Selanjutnya: Gus Dur Dinilai Berjasa kepada Kelompok Minoritas
Selain itu, Eem menjelaskan kiprah Gus Dur sebagai Presiden ke-4 RI sejak 20 Oktober 1999 hingga 23 Juli 2001 telah memiliki banyak jasa pengabdian dan kontribusi bagi bangsa dan negara. Salah satunya, Gus Dur telah menginisiasi dan mengawal proses reformasi, membangun demokrasi, dan mengembangkan pluralisme dalam kehidupan berbangsa dan negara.
"Serta memajukan hak asasi manusia dengan memperkuat perlindungan negara terhadap seluruh warga negara khususnya kaum minoritas," kata Eem.
Selain itu, kata Eem, wafatnya Gus Dur telah menjadi kehilangan besar bagi bangsa dan negara. "Oleh karena itu, sepatutnya negara melalui pemerintah memberikan penghormatan dan penghargaan atas jasa-jasa kontribusi yang beliau berikan semasa hidup," ujar Eem.
Selanjutnya: MPR Cabut TAP Nomor II/MPR/2001 tentang Pertanggungjawaban Presiden Gus Dur
Kendati demikian, Eem berkata, pemulihan nama baik Gus Dur secara sosiologis dan historis akan menjadi legacy besar bagi pimpinan MPR RI periode 2019-2024 sebagai bentuk komitmen untuk mewujudkan rekonsiliasi nasional kebangsaan yang akan diapresiasi setinggi-tingginya oleh pihak keluarga besar Presiden ke-4 RI dan PKB dan juga seluruh rakyat Indonesia.

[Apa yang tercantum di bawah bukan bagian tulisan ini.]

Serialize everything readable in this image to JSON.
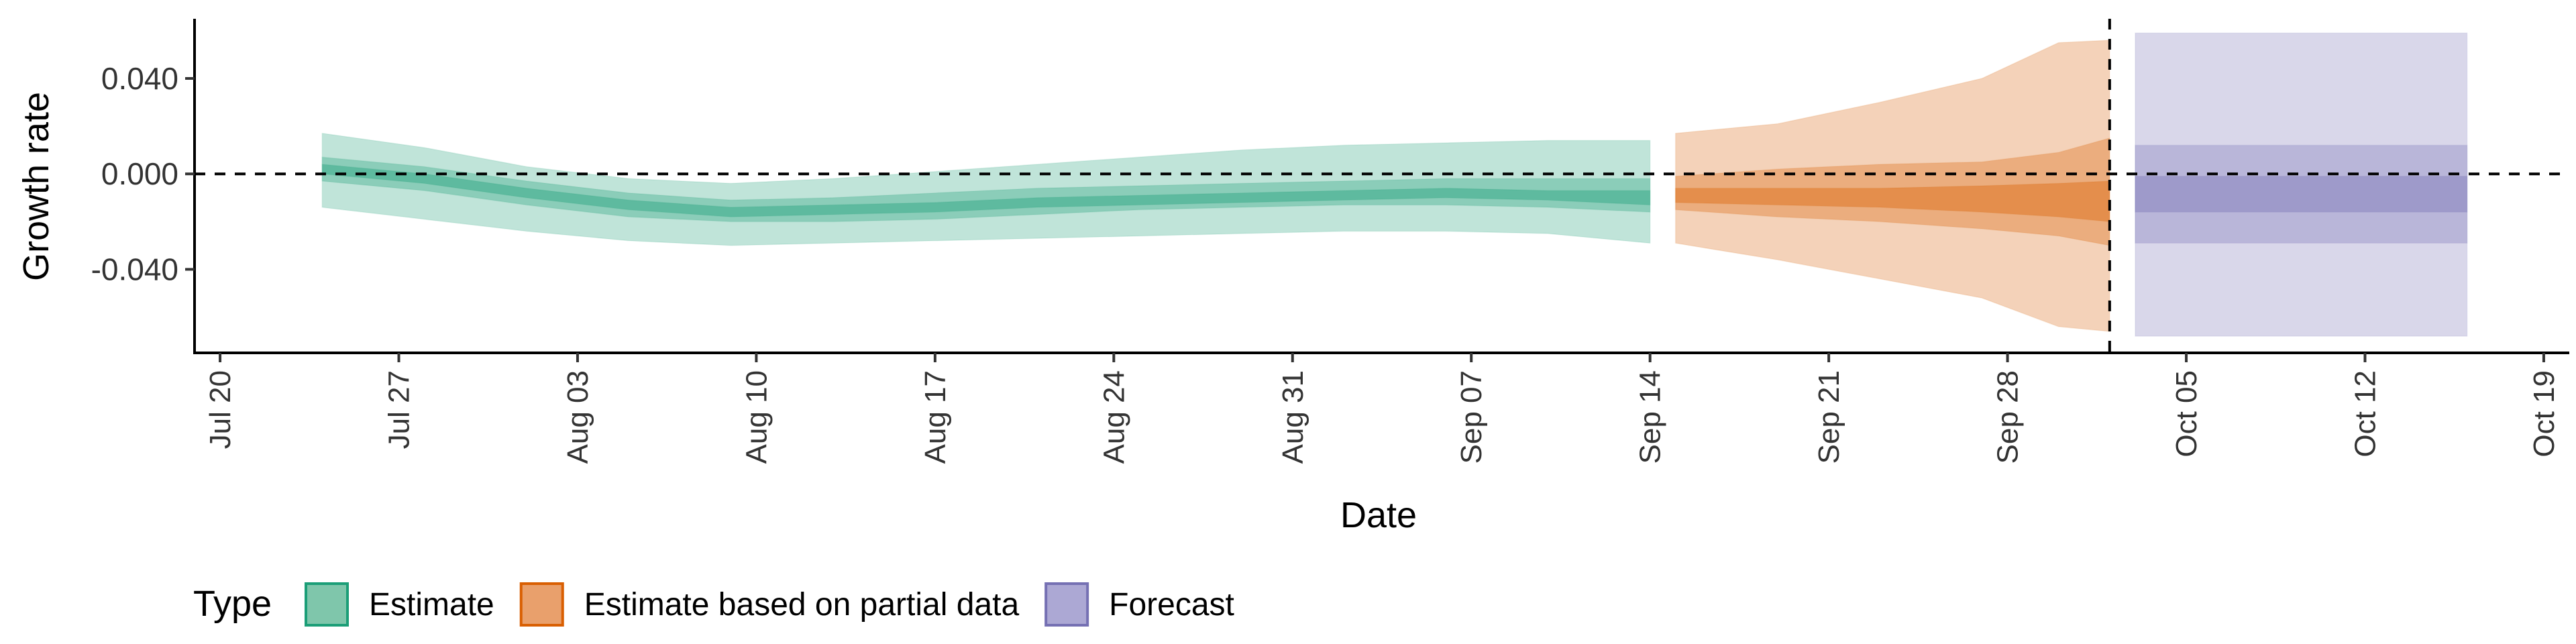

Merespons itu, Ketua MPR RI Bambang Soesatyo mengatakan, pihaknya telah membahas usulan tersebut dalam rapat gabungan MPR bersama pimpinan fraksi dan kelompok DPD pada 23 September 2024 lalu. Dari hasil rapat itu, MPR RI sepakat untuk mencabut TAP Nomor II/MPR/2001 itu.
"Pimpinan MPR menegaskan ketetapan MPR nomor 2/MPR 2001, tentang pertanggung jawaban presiden RI KH Abdurrahman Wahid saat ini kedudukan hukumnya tidak berlaku lagi," katanya.